Freezing, Confiscation and Forfeiture of Property

Chapter 1

Interpretation

Interpretation(Part 4).

31.— (1) In this Part:

“appeal” includes any proceedings for the discharge or setting aside of a judgment and any application for a new trial or stay of execution;

“certificate” means the certificate—

(a) provided for in Article 9 of the Framework Decision, and

(b) the standard form of which is set out in the Annex to the Decision;

“confiscation co-operation order” has the meaning given to it by section 51 ;

“confiscation order” means a confiscation order within the meaning of the Act of 1994;

“defendant” means the person to whose property an external freezing order or external confiscation order relates;

“external confiscation order” means an order made by a court in a designated state for the purpose of—

(a) recovering property in the State which was received or obtained as a result of or in connection with conduct which would, if it occurred in the State, constitute an indictable offence,

(b) recovering the value of such property, or

(c) depriving a person of a pecuniary advantage so received or obtained;

“external forfeiture order” means an order for the forfeiture of property in the State which is made by a court in a designated state in or in connection with proceedings resulting from conduct which would, if it occurred in the State, constitute an indictable offence;

“external freezing order” means any measure—

(a) taken provisionally by a competent judicial authority of a designated state in criminal proceedings to prevent the destruction, transformation, moving, transfer, disposal or use of specified property in the State that could be subject to confiscation or be evidence in those proceedings, and

(b) made for the purpose of—

(i) subsequent confiscation of the property, or

(ii) protection of evidence;

“forfeiture co-operation order” has the meaning given to it by section 60 ;

“freezing co-operation order” has the meaning given to it by section 35 ;

“freezing order” means—

(a) an order under section 24 (as amended by section 105 (a) of this Act) of the Act of 1994,

(b) an order under section 14 or 15 of the Criminal Justice (Terrorist Offences) Act 2005 , or

(c) an order under section 32 ,

which relates to property in a designated state or in so far as it does so;

“issuing judicial authority” means a judicial authority in a designated state, as defined in the law of that state, which makes, validates or in any way confirms an external freezing order;

“issuing state” means the designated state in which an issuing judicial authority exercises jurisdiction;

“property” includes property of any description, corporeal or incorporeal, movable or immovable and wherever situated, which the competent judicial authority in the designated state considers—

(a) to be the proceeds of an offence,

(b) to be equivalent to either the full value or a part of the value of such proceeds, or

(c) to be the instrumentalities or objects of an offence,

and includes documents evidencing title to or an interest in the property;

“realisable property” means—

(a) in relation to a freezing co-operation order or confiscation co-operation order made in respect of specified property, the property specified in the order, and

(b) in any other case—

(i) any property held by the defendant, and

(ii) any property held by a person to whom the defendant has directly or indirectly made a gift,

but does not include property which is the subject of an order made by a court in other proceedings in the State unless or until that order is discharged.

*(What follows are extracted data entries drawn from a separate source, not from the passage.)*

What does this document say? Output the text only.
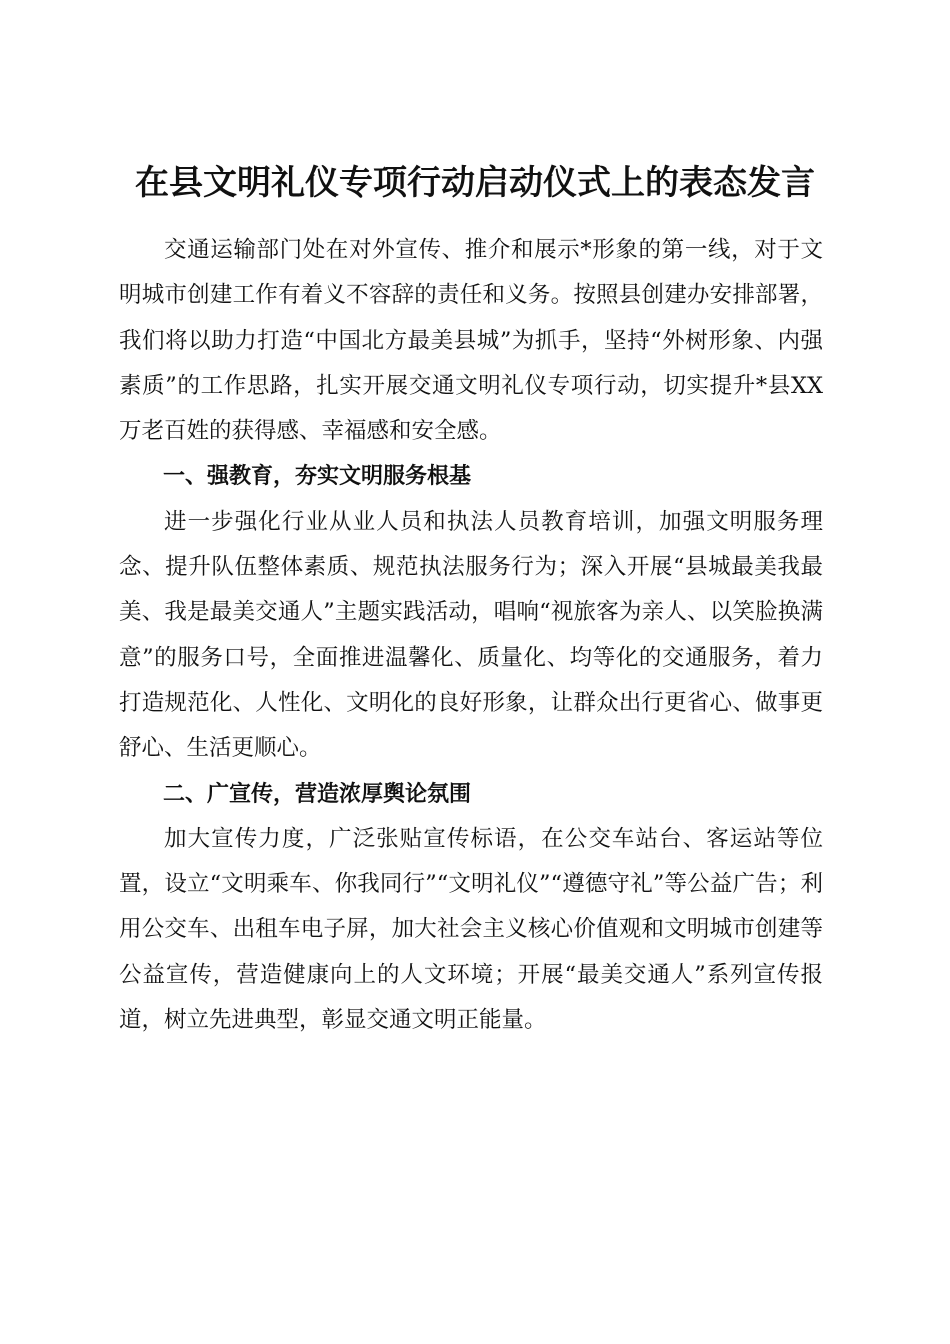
在县文明礼仪专项行动启动仪式上的表态发言

交通运输部门处在对外宣传、推介和展示*形象的第一线，对于文明城市创建工作有着义不容辞的责任和义务。按照县创建办安排部署，我们将以助力打造“中国北方最美县城”为抓手，坚持“外树形象、内强素质”的工作思路，扎实开展交通文明礼仪专项行动，切实提升*县XX万老百姓的获得感、幸福感和安全感。

一、强教育，夯实文明服务根基

进一步强化行业从业人员和执法人员教育培训，加强文明服务理念、提升队伍整体素质、规范执法服务行为；深入开展“县城最美我最美、我是最美交通人”主题实践活动，唱响“视旅客为亲人、以笑脸换满意”的服务口号，全面推进温馨化、质量化、均等化的交通服务，着力打造规范化、人性化、文明化的良好形象，让群众出行更省心、做事更舒心、生活更顺心。

二、广宣传，营造浓厚舆论氛围

加大宣传力度，广泛张贴宣传标语，在公交车站台、客运站等位置，设立“文明乘车、你我同行”“文明礼仪”“遵德守礼”等公益广告；利用公交车、出租车电子屏，加大社会主义核心价值观和文明城市创建等公益宣传，营造健康向上的人文环境；开展“最美交通人”系列宣传报道，树立先进典型，彰显交通文明正能量。
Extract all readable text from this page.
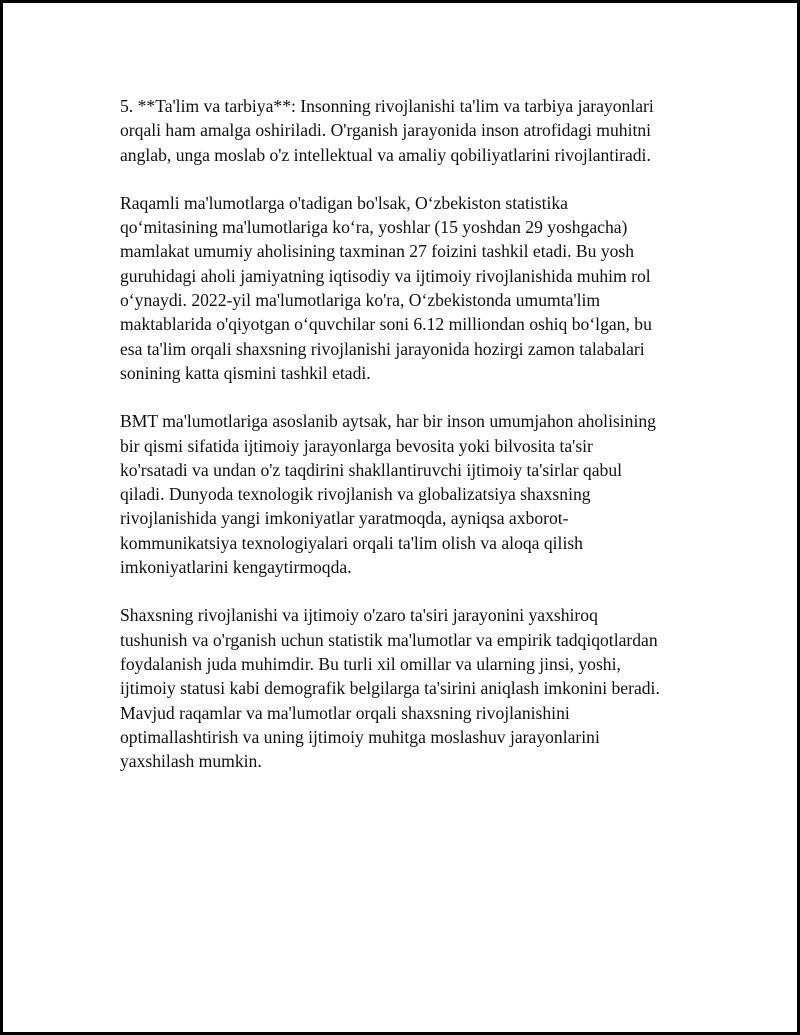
5. **Ta'lim va tarbiya**: Insonning rivojlanishi ta'lim va tarbiya jarayonlari
orqali ham amalga oshiriladi. O'rganish jarayonida inson atrofidagi muhitni
anglab, unga moslab o'z intellektual va amaliy qobiliyatlarini rivojlantiradi.

Raqamli ma'lumotlarga o'tadigan bo'lsak, O‘zbekiston statistika
qo‘mitasining ma'lumotlariga ko‘ra, yoshlar (15 yoshdan 29 yoshgacha)
mamlakat umumiy aholisining taxminan 27 foizini tashkil etadi. Bu yosh
guruhidagi aholi jamiyatning iqtisodiy va ijtimoiy rivojlanishida muhim rol
o‘ynaydi. 2022-yil ma'lumotlariga ko'ra, O‘zbekistonda umumta'lim
maktablarida o'qiyotgan o‘quvchilar soni 6.12 milliondan oshiq bo‘lgan, bu
esa ta'lim orqali shaxsning rivojlanishi jarayonida hozirgi zamon talabalari
sonining katta qismini tashkil etadi.

BMT ma'lumotlariga asoslanib aytsak, har bir inson umumjahon aholisining
bir qismi sifatida ijtimoiy jarayonlarga bevosita yoki bilvosita ta'sir
ko'rsatadi va undan o'z taqdirini shakllantiruvchi ijtimoiy ta'sirlar qabul
qiladi. Dunyoda texnologik rivojlanish va globalizatsiya shaxsning
rivojlanishida yangi imkoniyatlar yaratmoqda, ayniqsa axborot-
kommunikatsiya texnologiyalari orqali ta'lim olish va aloqa qilish
imkoniyatlarini kengaytirmoqda.

Shaxsning rivojlanishi va ijtimoiy o'zaro ta'siri jarayonini yaxshiroq
tushunish va o'rganish uchun statistik ma'lumotlar va empirik tadqiqotlardan
foydalanish juda muhimdir. Bu turli xil omillar va ularning jinsi, yoshi,
ijtimoiy statusi kabi demografik belgilarga ta'sirini aniqlash imkonini beradi.
Mavjud raqamlar va ma'lumotlar orqali shaxsning rivojlanishini
optimallashtirish va uning ijtimoiy muhitga moslashuv jarayonlarini
yaxshilash mumkin.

(2) For the purposes of this Part, dealing with property held by any person includes (without prejudice to the generality of the expression)—

(a) where a debt is owed to that person, making a payment to any person in settlement or reduction of the debt, and

(b) removing the property from the State.

(3) References in this Part to a gift are to a gift which, if the external confiscation order were a confiscation order, would be a gift caught by the Act of 1994, and the provisions of that Act concerning a gift so caught apply and have effect in relation to a gift referred to in this Part.